How to Pay for College (A Step-by-Step Guide)
Let’s face it: college is expensive and one of the biggest investments you will make in your life. But paying for college is much more confusing than other purchases you will make in life. For one thing, college really does cost a lot. Even the most affordable colleges are going to cost tens of thousands of dollars per year. There are also lots of different ways to pay–cash, need-based financial aid, merit scholarships, student loans, 529 plans, and Income Share Agreements.
No matter what, it is going to be expensive.
If you follow these steps, you will maximize your financial aid options and put yourself in the best possible situation:
Save money through a 529 Plan
Family contributions is a fancy word for “money you and your family has saved” and one of the primary ways people pay for college. One of the best ways to save for college is through a 529 Education Plan. A 529 plan allows families to use money tax-free for education expenses (including college). Bottom line: it is never too late (but do try to start early as possible!) to start saving and every bit helps!
Apply for Scholarships
Tons of companies, non-profits, foundations, and other organizations offer scholarships to students! Similar to college merit scholarships and need-based financial aid, scholarships do not need to be paid back. There are scholarships for lots of different things including x, y, and z. There are lots of scholarships that are open to students who are freshmen, sophomores, and juniors as well as seniors in high school. You can use our Scholarship Finder to start your scholarship search!
Figure out what “affordability” means
Students and parents need to sit down and talk honestly about what is actually affordable. Having a specific number or budget will help guide the rest of the admissions and financial aid processes. Yes, we know that these conversations can be difficult, but they are necessary.
Build a list that includes affordable options
Paying for college is much easier if you apply to colleges that will offer you more financial aid. Students can use the Net Price Calculator to predict need-based financial aid at almost any college. This need-based financial aid comes in the form of grant money that does not need to be paid back.
Also consider colleges that offer merit scholarships
In addition to need-based financial aid, many colleges offer merit scholarships to strong applicants. These merit scholarships are also great, because they don’t need to be paid back. Merit scholarships can range from a few thousand dollars to full tuition, room, and board!
Apply for Need-based Financial Aid
Students can apply for need-based financial aid through the Free Application for Federal Student Aid or FAFSA. Some colleges will also ask students to complete additional applications like that CSS Profile. Need-based financial aid includes both grants that do not need to be paid back (like the Pell Grant) and federal student loans.

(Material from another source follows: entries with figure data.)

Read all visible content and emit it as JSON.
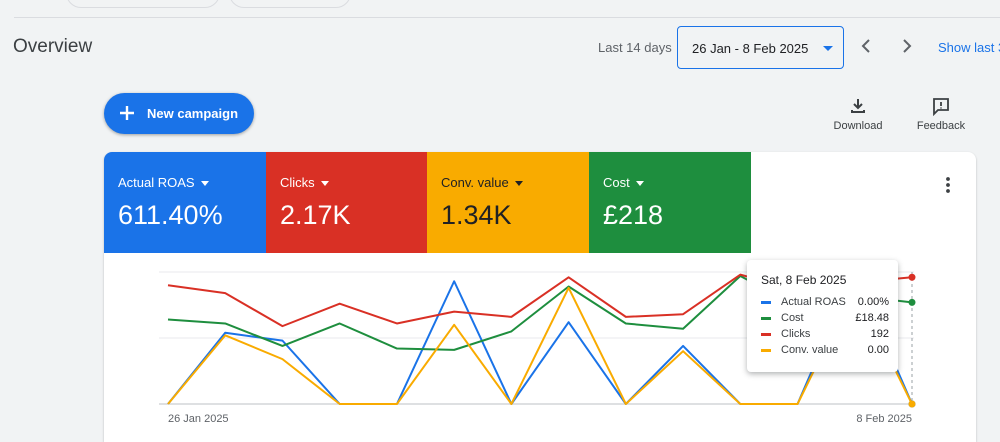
{
  "header": {
    "title": "Overview",
    "period_label": "Last 14 days",
    "date_range": "26 Jan - 8 Feb 2025",
    "show_last": "Show last 3"
  },
  "toolbar": {
    "new_campaign": "New campaign",
    "download": "Download",
    "feedback": "Feedback"
  },
  "metrics": [
    {
      "name": "Actual ROAS",
      "value": "611.40%",
      "color": "#1a73e8"
    },
    {
      "name": "Clicks",
      "value": "2.17K",
      "color": "#d93025"
    },
    {
      "name": "Conv. value",
      "value": "1.34K",
      "color": "#f9ab00"
    },
    {
      "name": "Cost",
      "value": "£218",
      "color": "#1e8e3e"
    }
  ],
  "tooltip": {
    "title": "Sat, 8 Feb 2025",
    "rows": [
      {
        "name": "Actual ROAS",
        "value": "0.00%",
        "color": "#1a73e8"
      },
      {
        "name": "Cost",
        "value": "£18.48",
        "color": "#1e8e3e"
      },
      {
        "name": "Clicks",
        "value": "192",
        "color": "#d93025"
      },
      {
        "name": "Conv. value",
        "value": "0.00",
        "color": "#f9ab00"
      }
    ]
  },
  "chart_data": {
    "type": "line",
    "x": [
      "26 Jan 2025",
      "27 Jan 2025",
      "28 Jan 2025",
      "29 Jan 2025",
      "30 Jan 2025",
      "31 Jan 2025",
      "1 Feb 2025",
      "2 Feb 2025",
      "3 Feb 2025",
      "4 Feb 2025",
      "5 Feb 2025",
      "6 Feb 2025",
      "7 Feb 2025",
      "8 Feb 2025"
    ],
    "tick_labels": [
      "26 Jan 2025",
      "8 Feb 2025"
    ],
    "grid": true,
    "series": [
      {
        "name": "Actual ROAS",
        "color": "#1a73e8",
        "values": [
          0,
          0.54,
          0.48,
          0,
          0,
          0.93,
          0,
          0.62,
          0,
          0.44,
          0,
          0,
          1.0,
          0
        ]
      },
      {
        "name": "Cost",
        "color": "#1e8e3e",
        "values": [
          0.64,
          0.61,
          0.44,
          0.61,
          0.42,
          0.41,
          0.55,
          0.89,
          0.61,
          0.57,
          0.97,
          0.74,
          0.82,
          0.77
        ]
      },
      {
        "name": "Clicks",
        "color": "#d93025",
        "values": [
          0.9,
          0.84,
          0.59,
          0.76,
          0.61,
          0.7,
          0.66,
          0.96,
          0.66,
          0.68,
          0.98,
          0.86,
          0.92,
          0.96
        ]
      },
      {
        "name": "Conv. value",
        "color": "#f9ab00",
        "values": [
          0,
          0.52,
          0.34,
          0,
          0,
          0.6,
          0,
          0.88,
          0,
          0.4,
          0,
          0,
          0.88,
          0
        ]
      }
    ]
  }
}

Choose an affordable option
When you receive your admissions decisions, compare all of your colleges by their cost of attendance minus financial aid and merit scholarships. Sometimes the colleges with the highest “sticker price” can be the most affordable.
Get a Part-time Job
When you submit the FAFSA, you are making yourself eligible for a part-time Federal Work-Study job opportunity. However, you will still need to find a job on campus and also work enough hours to earn all of the aid you qualify for. Students who do not qualify for a Federal Work-Study job can still find a part-time job on-campus or off-campus to help save money.
Take out Federal Student Loans
Loans should always be a last resort after you have tapped into all of the above financial sources. If you are going to take out student loans, you should always start with Federal Student Loans. These student loans have a number of advantages including income-based repayment and loan forgiveness.
Take out Private Student Loans
As a last resort, you can consider private student loans. The best advice is to compare different loan rates and repayment terms. By comparing different options, you will be able to find the best private loan solution for your situation.
Remember that you are responsible for paying back all student loans–private and Federal. As a rule of thumb, you should try to keep your total loan amount at or below your anticipated post-graduate earnings. So if you expect to make $50,000 per year, you should not take out more than $50,000 in total student loans over four years. The College Scorecard is a great tool to give you a sense of what you can expect to earn.